Denote by $\mathcal{Z}_S(G)$ the non-cyclic centralisers of $G$. The main step in proving theorem 1 is the following:

 Theorem 2: Under the assumptions of theorem 1, there exists an $\mathcal{O}-$invariant $(\mathcal{Z}_S(G), \mathcal{H})-$splitting of $G$ with only $(\mathcal{Z}_S(G), \mathcal{H})-$rigid vertex groups.

 The general procedure to show theorem 2 is the following: given $\mathcal{O}-$invariant collections $\mathcal{F, K}$ of subgroups of $G$ consider a $(\mathcal{F}, \mathcal{F \cup K}$) tree with $G \curvearrowright T$ unconditionally accessible. One can probably forget about the word unconditionally on a first reading, but for completeness here is a definition:
 A splitting $G \curvearrowright T$ is irredundant if $T$ has no degree-2 vertices, except for those where the vertex-stabiliser swaps the two incident edges; in other words, T was not obtained from a smaller splitting of G simply by subdividing an edge. Reduced splittings are irredundant, but the converse does not hold. $G$ is accessible over a family of subgroups $\mathcal{F}$ if there exists a number $N(G)$ such that any irredundant splitting of $G$ over $\mathcal{F}$ has at most $N(G)$ orbits of edges.
 The accessibility result from the previous post can be upgraded to unconditional accessibility.
 Define $\mathcal{F}_{int}$ to be the set of all subgroups which arise as intersections of elements of $\mathcal{F}$. We need the following facts:

1. We can refine $T$ to an $(\mathcal{F_{int}}, \mathcal{K})$ tree $T'$ with $H$ elliptic in $T'$ iff the whole $\mathcal{O}$ orbit of $H$ is elliptic w.r.t $T$. 
2. Under suitable additional assumptions, we can replace $T'$ by $T''$ with the same elliptic subgroups as $T$ such that $T''$ is $\mathcal{O}-$minimal.

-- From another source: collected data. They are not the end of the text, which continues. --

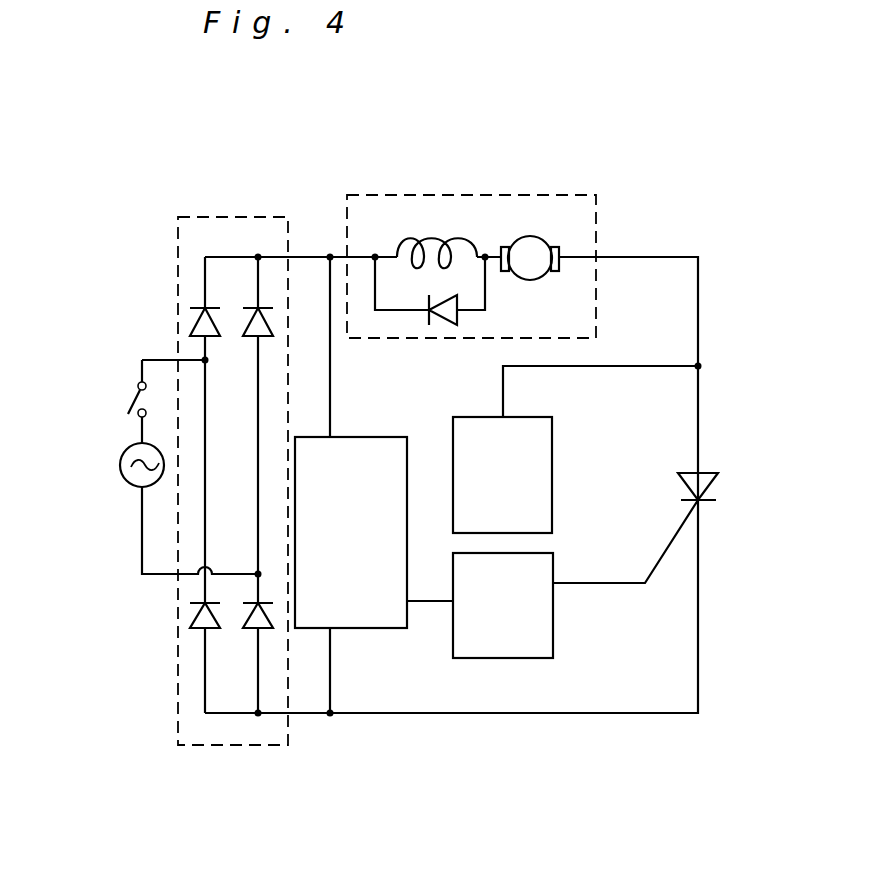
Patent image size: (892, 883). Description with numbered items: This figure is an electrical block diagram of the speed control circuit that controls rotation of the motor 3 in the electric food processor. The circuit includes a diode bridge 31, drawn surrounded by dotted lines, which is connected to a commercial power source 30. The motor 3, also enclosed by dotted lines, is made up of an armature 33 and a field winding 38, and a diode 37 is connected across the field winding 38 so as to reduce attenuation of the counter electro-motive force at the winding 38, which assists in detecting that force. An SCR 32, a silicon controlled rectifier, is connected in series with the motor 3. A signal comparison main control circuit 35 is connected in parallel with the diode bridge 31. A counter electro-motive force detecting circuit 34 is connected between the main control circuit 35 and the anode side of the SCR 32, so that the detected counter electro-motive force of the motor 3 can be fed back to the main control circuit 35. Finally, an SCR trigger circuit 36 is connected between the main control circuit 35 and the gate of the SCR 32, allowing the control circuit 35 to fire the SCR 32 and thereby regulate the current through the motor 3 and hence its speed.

The motor 3 is at (596, 225).
The commercial power source 30 is at (125, 482).
The diode bridge 31 is at (178, 262).
The SCR 32 is at (712, 483).
The armature 33 is at (535, 237).
The counter electro-motive force detecting circuit 34 is at (543, 435).
The signal comparison main control circuit 35 is at (372, 618).
The SCR trigger circuit 36 is at (535, 648).
The diode 37 is at (450, 300).
The field winding 38 is at (430, 240).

 For special groups: consider a collection of $\mathcal{O}$-invariant, minimal irredundant $(\mathcal{Z}_S(G), \mathcal{H})-$splittings. Let $T$ be maximal in that collection. Suppose that some vertex group $V$ is non-rigid.
 This would imply that there is some $(\mathcal{Z}_S(G), \mathcal{H})-$tree in which $V$ isn't elliptic. $V \curvearrowright M$ some minimal subtree.
 Use facts 1,2 to refine $V \curvearrowright M$ into an $O|_V$ invariant $(\mathcal{Z}_S(G)|_V, \mathcal{H}|_V)-$ splitting. blow up $T$ by this splitting of $V.$ This gives us a new $\mathcal{O}$ invariant splitting because the splitting of $V$ is invariant. This gives a larger splitting than $T$, which is a contradiction.